Du Congwu, Yu Mei, Volkow Nora D, Koretsky Alan P, Fowler Joanna S, Benveniste Helene
Medical Department, Brookhaven National Laboratory, Upton, New York 11973-5000, USA.
J Neurosci. 2006 Nov 8;26(45):11522-31. doi: 10.1523/JNEUROSCI.3612-06.2006.

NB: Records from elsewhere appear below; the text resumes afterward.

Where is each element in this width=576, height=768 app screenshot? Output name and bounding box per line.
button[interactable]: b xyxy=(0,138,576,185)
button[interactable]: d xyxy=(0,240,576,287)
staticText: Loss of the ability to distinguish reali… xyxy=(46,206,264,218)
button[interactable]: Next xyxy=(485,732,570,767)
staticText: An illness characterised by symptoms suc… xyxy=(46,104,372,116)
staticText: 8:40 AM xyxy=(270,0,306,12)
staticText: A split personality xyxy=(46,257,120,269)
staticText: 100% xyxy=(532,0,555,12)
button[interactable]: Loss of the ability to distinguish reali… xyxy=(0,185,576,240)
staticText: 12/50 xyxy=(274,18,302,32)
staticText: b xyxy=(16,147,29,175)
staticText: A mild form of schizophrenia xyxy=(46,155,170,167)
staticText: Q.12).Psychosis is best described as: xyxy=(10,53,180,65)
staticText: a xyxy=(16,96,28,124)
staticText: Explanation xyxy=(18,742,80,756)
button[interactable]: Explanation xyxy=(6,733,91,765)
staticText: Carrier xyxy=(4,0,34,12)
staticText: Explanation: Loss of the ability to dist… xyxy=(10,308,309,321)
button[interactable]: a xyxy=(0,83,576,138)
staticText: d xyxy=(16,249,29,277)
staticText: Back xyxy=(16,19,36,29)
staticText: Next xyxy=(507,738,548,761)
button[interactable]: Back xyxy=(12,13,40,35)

Cocaine abuse increases the risk of life-threatening neurological complications such as strokes and seizures. Although the vasoconstricting properties of cocaine underlie its cerebrovascular effects, the mechanisms underlying its neurotoxicity remain incompletely understood. Here, we use optical techniques to measure cerebral blood volume, hemoglobin oxygenation (S(t)O(2)), and intracellular calcium (Ca(2+)) to test the hypothesis that cocaine increases Ca(2+) in the brain. The effects of cocaine were compared with those of methylphenidate, which has similar catecholaminergic effects as cocaine (except for serotonin increases) but no local anesthetic properties, and of lidocaine, which has similar local anesthetic effects as cocaine but is devoid of catecholaminergic actions. To control for the hemodynamic effects of cocaine, we assessed the effects of cocaine in animals in which normal blood pressure was maintained by infusion of phenylephrine, and we also measured the effects of transient hypotension (mimicking that induced by cocaine). We show that cocaine induced significant increases ( approximately 10-15%) in Ca(2+) that were independent of its hemodynamic effects and of the anesthetic used (isofluorance or alpha-chloralose). Lidocaine but not methylphenidate also induced significant Ca(2+) increases ( approximately 10-13%). This indicates that cocaine at a dose within the range used by drug users significantly increases the Ca(2+) in the brain and its local anesthetic, but neither its catecholaminergic nor its hemodynamic actions, underlies this effect. Cocaine-induced Ca(2+) increases are likely to accentuate the neurotoxic effects from cocaine-induced vasoconstriction and to facilitate the occurrence of seizures from the catecholaminergic effects of cocaine. These findings support the use of calcium channel blockers as a strategy to minimize the neurotoxic effects of cocaine.
可卡因滥用会增加危及生命的神经并发症风险,如中风和癫痫发作。尽管可卡因的血管收缩特性是其脑血管效应的基础,但其神经毒性的潜在机制仍未完全明了。在此,我们运用光学技术测量脑血容量、血红蛋白氧合(S(t)O(2))以及细胞内钙浓度(Ca(2+)),以检验可卡因会增加脑内Ca(2+)这一假设。将可卡因的作用与哌甲酯(其具有与可卡因相似的儿茶酚胺能效应(除了血清素增加)但无局部麻醉特性)以及利多卡因(其具有与可卡因相似的局部麻醉作用但无儿茶酚胺能作用)的作用进行比较。为控制可卡因的血流动力学效应,我们评估了在通过输注去氧肾上腺素维持正常血压的动物体内可卡因的作用,并且我们还测量了短暂性低血压(模拟可卡因诱导的低血压)的效应。我们发现,可卡因会使Ca(2+)显著增加(约10 - 15%),这与其血流动力学效应以及所用麻醉剂(异氟烷或α - 氯醛糖)无关。利多卡因而非哌甲酯也会使Ca(2+)显著增加(约10 - 13%)。这表明,吸毒者使用剂量范围内的可卡因会显著增加脑内Ca(2+),且其局部麻醉作用而非儿茶酚胺能作用或血流动力学作用是造成这一效应的原因。可卡因诱导的Ca(2+)增加可能会加剧可卡因诱导的血管收缩所产生的神经毒性效应,并促使因可卡因的儿茶酚胺能效应而引发癫痫发作。这些发现支持使用钙通道阻滞剂作为一种策略来尽量减少可卡因的神经毒性效应。